Les effets négatifs sur la biodiversité des montagnes menacent l'intégrité et le fonctionnement des écosystèmes, et donc aussi les multiples services écosystémiques que les montagnes fournissent aux communautés locales, aux populations en aval et aux parties prenantes locales, y compris les touristes. La capacité des écosystèmes de montagne à fournir des services écosystémiques se détériore en raison de la perte de biodiversité due au changement climatique. En outre, avec le recul des glaciers et le dégel du pergélisol, la diminution de la stabilité de la surface terrestre entraîne une augmentation des risques sous la forme de glissements de terrain et d'éboulements, ce qui accroît les risques pour la faune, les touristes et le bétail. Les inondations par débordement de lacs glaciaires peuvent également s'intensifier en raison du recul des glaciers et de la formation de lacs glaciaires, avec des conséquences potentiellement dévastatrices pour les populations en aval.


Options

L'humanité dispose d'un large éventail d'options pour atténuer les effets de l'activité humaine sur les montagnes et pour modifier la trajectoire actuelle, car l'humanité est au cœur de tout cela. Tous les acteurs concernés doivent coordonner leurs efforts dans le cadre de collaborations étendues afin de mettre en place les mesures de conservation nécessaires : dans les zones de montagne bénéficiant d'un statut de protection, la politique de conservation doit être renforcée ; pour les zones de montagne ne bénéficiant pas d'un statut de protection, l'évaluation de leur statut, de leur importance et de leurs perspectives d'avenir doit être utilisée pour donner la priorité (i) aux mesures de protection, (ii) aux réévaluations des impacts des activités touristiques et pastorales, (iii) à l'évaluation de la gestion durable des ressources naturelles, et (iv) au développement de systèmes d'alerte précoce de la dégradation des écosystèmes et de la perte de biodiversité. Ces mesures pourront alors informer sur les trajectoires vers des résultats néfastes (émergence de pathogènes, services écosystémiques). Les acteurs de la montagne étant nombreux, il est urgent de mettre en place des réseaux et des mécanismes de coordination régionaux, et de développer une vaste stratégie de communication pour sensibiliser aux menaces qui pèsent sur les montagnes et à leurs conséquences complexes et de grande ampleur. Ces différents aspects doivent être inclus dans des plans de gestion globale des écosystèmes, en tenant compte du contexte cumulatif et hiérarchique des régimes de perturbation, afin de prévenir les réductions de la variabilité écologique et de la résilience des écosystèmes, en particulier dans les zones plus sensibles aux grandes perturbations, comme les montagnes.

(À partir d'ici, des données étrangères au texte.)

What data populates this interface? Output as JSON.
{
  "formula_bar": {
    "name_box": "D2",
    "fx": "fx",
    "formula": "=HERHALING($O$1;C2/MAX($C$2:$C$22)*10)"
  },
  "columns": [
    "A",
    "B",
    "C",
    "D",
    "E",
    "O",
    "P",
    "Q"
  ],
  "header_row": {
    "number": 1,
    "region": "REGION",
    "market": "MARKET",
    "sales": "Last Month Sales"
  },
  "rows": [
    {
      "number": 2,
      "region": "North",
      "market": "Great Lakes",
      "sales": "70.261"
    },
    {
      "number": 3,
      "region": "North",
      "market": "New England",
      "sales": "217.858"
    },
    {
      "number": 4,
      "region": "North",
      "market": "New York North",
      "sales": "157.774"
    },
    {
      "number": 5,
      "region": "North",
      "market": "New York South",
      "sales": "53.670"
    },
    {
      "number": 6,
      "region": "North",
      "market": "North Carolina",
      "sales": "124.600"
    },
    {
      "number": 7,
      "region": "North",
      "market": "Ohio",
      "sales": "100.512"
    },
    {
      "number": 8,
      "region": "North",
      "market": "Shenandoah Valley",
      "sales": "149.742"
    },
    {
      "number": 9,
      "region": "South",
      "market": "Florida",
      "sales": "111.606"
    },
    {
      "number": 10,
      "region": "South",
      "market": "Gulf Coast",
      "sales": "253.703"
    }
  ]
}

Ce n'est que si nous maintenons une résilience élevée de l'écosystème que nous serons en mesure de préserver le fonctionnement et les services écosystémiques. Les menaces qui pèsent sur les montagnes sont nombreuses et les répercussions sur l'humanité exigent la conservation et la restauration des écosystèmes de montagne, car ils constituent un élément essentiel et très sensible du système mondial de maintien de la vie.